I have longed to know that Christ could say of me, "Here is a woman after my own heart." He said it of David. If only David could have been my best buddy! Too bad I couldn't have been Jonathan. :) I wish so much that I could meet David, to walk with him, to know his heart. Because to know his heart would have been to know God's heart.

No I can't meet him face to face. But I can see glimpses of his life and of his character. As I have studied David's life in the Scriptures these past couple days, I have seen a normal man. I have not seen an angel. I have seen emotions like anger, fear, mistrust. I have seen doubt and discouragement. I have seen sin too, far worse (in the world's eyes, anyway) than anything I've ever done.

Yet I've also seen unleashed passion. Deep brokenness and humility. Unshakeable faith.

I've seen a man who loved the Lord.

And I've come to the startling, thrilling, relieving, passionate conclusion - and my heart wells up with thankfulness as I write this -

To be a man or woman after God's own heart is not to be a man or woman of perfection.

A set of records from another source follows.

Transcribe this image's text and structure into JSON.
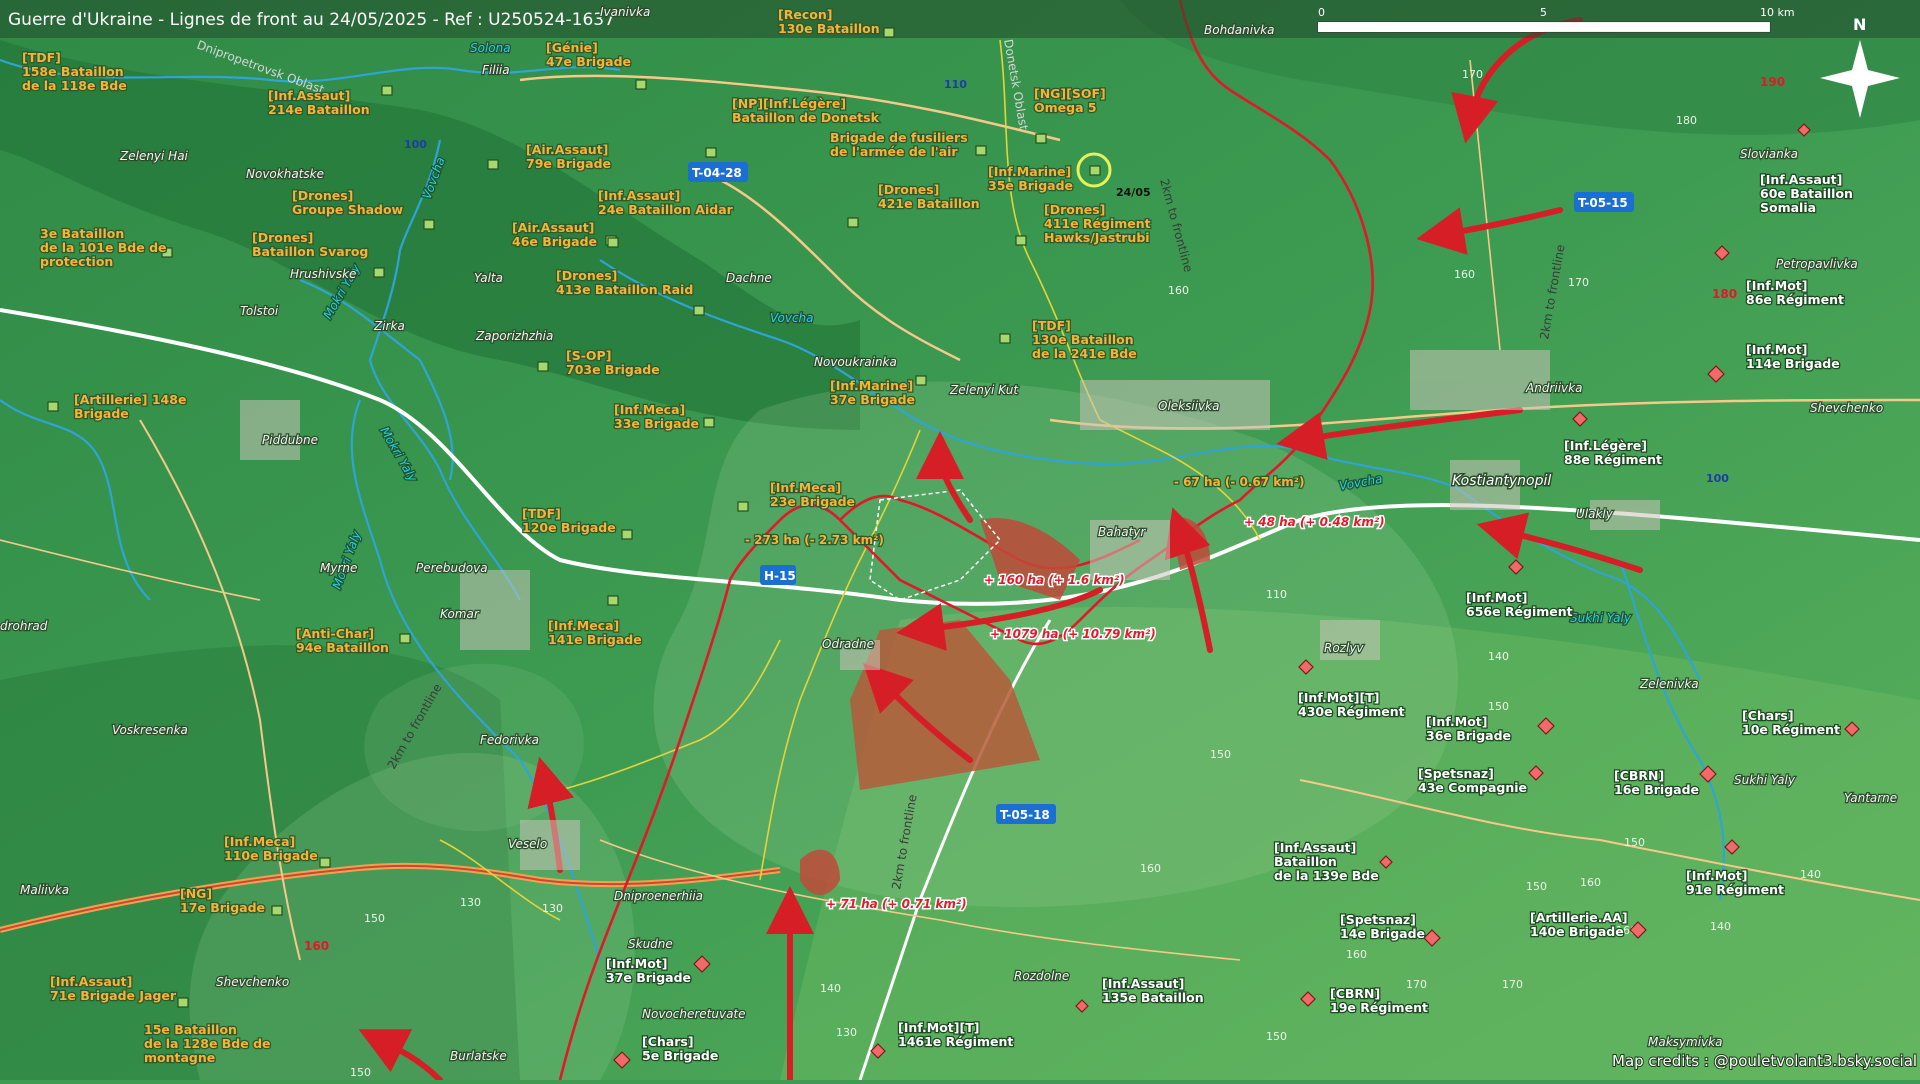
{
  "header": {
    "title": "Guerre d'Ukraine - Lignes de front au 24/05/2025 - Ref : U250524-1637",
    "scale_labels": [
      "0",
      "5",
      "10 km"
    ],
    "north": "N"
  },
  "credits": "Map credits : @pouletvolant3.bsky.social",
  "colors": {
    "ua_unit": "#9fd36a",
    "ru_unit": "#f06a6a",
    "front_line": "#e0182a",
    "arrow": "#d61e26",
    "gain_area": "#b55a3a"
  },
  "towns": [
    "Zelenyi Hai",
    "Novokhatske",
    "Tolstoi",
    "Zirka",
    "Yalta",
    "Hrushivske",
    "Zaporizhzhia",
    "Dachne",
    "Piddubne",
    "Myrne",
    "Perebudova",
    "Komar",
    "drohrad",
    "Voskresenka",
    "Fedorivka",
    "Veselo",
    "Maliivka",
    "Shevchenko",
    "Burlatske",
    "Skudne",
    "Dniproenerhiia",
    "Novocheretuvate",
    "Rozdolne",
    "Odradne",
    "Novoukrainka",
    "Zelenyi Kut",
    "Oleksiivka",
    "Bahatyr",
    "Rozlyv",
    "Kostiantynopil",
    "Andriivka",
    "Ulakly",
    "Zelenivka",
    "Sukhi Yaly",
    "Yantarne",
    "Maksymivka",
    "Slovianka",
    "Petropavlivka",
    "Shevchenko",
    "Bohdanivka",
    "Filiia",
    "Ivanivka"
  ],
  "rivers": [
    "Solona",
    "Vovcha",
    "Mokri Yaly",
    "Mokri Yaly",
    "Mokri Yaly",
    "Vovcha",
    "Vovcha",
    "Sukhi Yaly"
  ],
  "roads": [
    "T-04-28",
    "H-15",
    "T-05-18",
    "T-05-15",
    "110",
    "100",
    "100"
  ],
  "oblast_labels": [
    "Donetsk Oblast",
    "Dnipropetrovsk Oblast"
  ],
  "ua_units": [
    {
      "l1": "[TDF]",
      "l2": "158e Bataillon",
      "l3": "de la 118e Bde"
    },
    {
      "l1": "[Inf.Assaut]",
      "l2": "214e Bataillon"
    },
    {
      "l1": "[Génie]",
      "l2": "47e Brigade"
    },
    {
      "l1": "[Recon]",
      "l2": "130e Bataillon"
    },
    {
      "l1": "[NP][Inf.Légère]",
      "l2": "Bataillon de Donetsk"
    },
    {
      "l1": "Brigade de fusiliers",
      "l2": "de l'armée de l'air"
    },
    {
      "l1": "[NG][SOF]",
      "l2": "Omega 5"
    },
    {
      "l1": "[Inf.Marine]",
      "l2": "35e Brigade"
    },
    {
      "l1": "[Air.Assaut]",
      "l2": "79e Brigade"
    },
    {
      "l1": "[Drones]",
      "l2": "Groupe Shadow"
    },
    {
      "l1": "[Inf.Assaut]",
      "l2": "24e Bataillon Aidar"
    },
    {
      "l1": "[Drones]",
      "l2": "421e Bataillon"
    },
    {
      "l1": "[Drones]",
      "l2": "411e Régiment",
      "l3": "Hawks/Jastrubi"
    },
    {
      "l1": "3e Bataillon",
      "l2": "de la 101e Bde de",
      "l3": "protection"
    },
    {
      "l1": "[Drones]",
      "l2": "Bataillon Svarog"
    },
    {
      "l1": "[Air.Assaut]",
      "l2": "46e Brigade"
    },
    {
      "l1": "[Drones]",
      "l2": "413e Bataillon Raid"
    },
    {
      "l1": "[TDF]",
      "l2": "130e Bataillon",
      "l3": "de la 241e Bde"
    },
    {
      "l1": "[S-OP]",
      "l2": "703e Brigade"
    },
    {
      "l1": "[Inf.Marine]",
      "l2": "37e Brigade"
    },
    {
      "l1": "[Artillerie] 148e",
      "l2": "Brigade"
    },
    {
      "l1": "[Inf.Meca]",
      "l2": "33e Brigade"
    },
    {
      "l1": "[Inf.Meca]",
      "l2": "23e Brigade"
    },
    {
      "l1": "[TDF]",
      "l2": "120e Brigade"
    },
    {
      "l1": "[Anti-Char]",
      "l2": "94e Bataillon"
    },
    {
      "l1": "[Inf.Meca]",
      "l2": "141e Brigade"
    },
    {
      "l1": "[Inf.Meca]",
      "l2": "110e Brigade"
    },
    {
      "l1": "[NG]",
      "l2": "17e Brigade"
    },
    {
      "l1": "[Inf.Assaut]",
      "l2": "71e Brigade Jager"
    },
    {
      "l1": "15e Bataillon",
      "l2": "de la 128e Bde de",
      "l3": "montagne"
    }
  ],
  "ru_units": [
    {
      "l1": "[Inf.Assaut]",
      "l2": "60e Bataillon",
      "l3": "Somalia"
    },
    {
      "l1": "[Inf.Mot]",
      "l2": "86e Régiment"
    },
    {
      "l1": "[Inf.Mot]",
      "l2": "114e Brigade"
    },
    {
      "l1": "[Inf.Légère]",
      "l2": "88e Régiment"
    },
    {
      "l1": "[Inf.Mot]",
      "l2": "656e Régiment"
    },
    {
      "l1": "[Inf.Mot][T]",
      "l2": "430e Régiment"
    },
    {
      "l1": "[Inf.Mot]",
      "l2": "36e Brigade"
    },
    {
      "l1": "[Chars]",
      "l2": "10e Régiment"
    },
    {
      "l1": "[Spetsnaz]",
      "l2": "43e Compagnie"
    },
    {
      "l1": "[CBRN]",
      "l2": "16e Brigade"
    },
    {
      "l1": "[Inf.Assaut]",
      "l2": "Bataillon",
      "l3": "de la 139e Bde"
    },
    {
      "l1": "[Inf.Mot]",
      "l2": "91e Régiment"
    },
    {
      "l1": "[Spetsnaz]",
      "l2": "14e Brigade"
    },
    {
      "l1": "[Artillerie.AA]",
      "l2": "140e Brigade"
    },
    {
      "l1": "[CBRN]",
      "l2": "19e Régiment"
    },
    {
      "l1": "[Inf.Assaut]",
      "l2": "135e Bataillon"
    },
    {
      "l1": "[Inf.Mot][T]",
      "l2": "1461e Régiment"
    },
    {
      "l1": "[Inf.Mot]",
      "l2": "37e Brigade"
    },
    {
      "l1": "[Chars]",
      "l2": "5e Brigade"
    }
  ],
  "changes": [
    "- 273 ha (- 2.73 km²)",
    "- 67 ha (- 0.67 km²)",
    "+ 48 ha (+ 0.48 km²)",
    "+ 160 ha (+ 1.6 km²)",
    "+ 1079 ha (+ 10.79 km²)",
    "+ 71 ha (+ 0.71 km²)"
  ],
  "annotations": {
    "date_marker": "24/05",
    "frontline": "2km to frontline"
  },
  "elevations": [
    "170",
    "190",
    "180",
    "180",
    "170",
    "160",
    "160",
    "110",
    "140",
    "150",
    "150",
    "150",
    "140",
    "130",
    "150",
    "160",
    "150",
    "160",
    "160",
    "160",
    "140",
    "130",
    "150",
    "150",
    "170",
    "130",
    "170",
    "140",
    "150",
    "160",
    "150"
  ],
  "elevations_red": [
    "190",
    "180",
    "160"
  ]
}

It is to be a man or woman of love and passion for the Lord God, above and beyond anything else in life.

Not by my own might or power. Heaven knows - and I've learned the hard way - I don't have any of that!! But it comes through something as simple as a gift. The gift of the heart of God.

He longs to give it. And I long to receive it.

I love my Lord, because He gives me a new heart. His heart.



Sunday, January 15, 2012

Reason #26 - There Are Just Too Many!!! :)

Dear Sir - my Lord and my God, my Creator, the Alpha and Omega, the King of kings, and Lord and lords, my Life, and my All:

I am here to inform you that I have spent the last few days unable to decide which "reason" to post about next on my blog. There are simply too many. I have come to the awesome conclusion that if I spent the rest of my life posting a new "reason" every day, I would even then be unable to exhaust the possibilities. At first, I must admit, this was a bit disconcerting to me, seeing that the title of this blog is "100 Reasons Why I Love My Lord," and not "100 Trillion Reasons Why I Love My Lord." However, after a bit more thought, my heart was unexpectedly filled with joy, because I am ever so thankful to know a God Who is vaster and deeper and greater than any little blog that tries to paint His picture.

With all this being said, I would still like to post my "reasons" every once in a while, because I have very few other ways of saying what is on my heart to say at this moment:

Thank you.

With all my heart.

Thank you.

Sincerely, your adoring daughter,
Kate




Oh friends, have we taken a moment to thank Him for His goodness today? Have we taken a moment to sit at His feet, and like Mary, hear His Word? Have we delighted in Him today? I ask the question to myself - have I delighted in Him today?

May I not lose sight of Him. May I not drift away from the only Reason I have to live. May I not become apathetic in my love, or nonchalant in my passion, simply because I am doing better than others.

He is so good. I continue to ask Him, "Lord, change my heart. I want to love You more."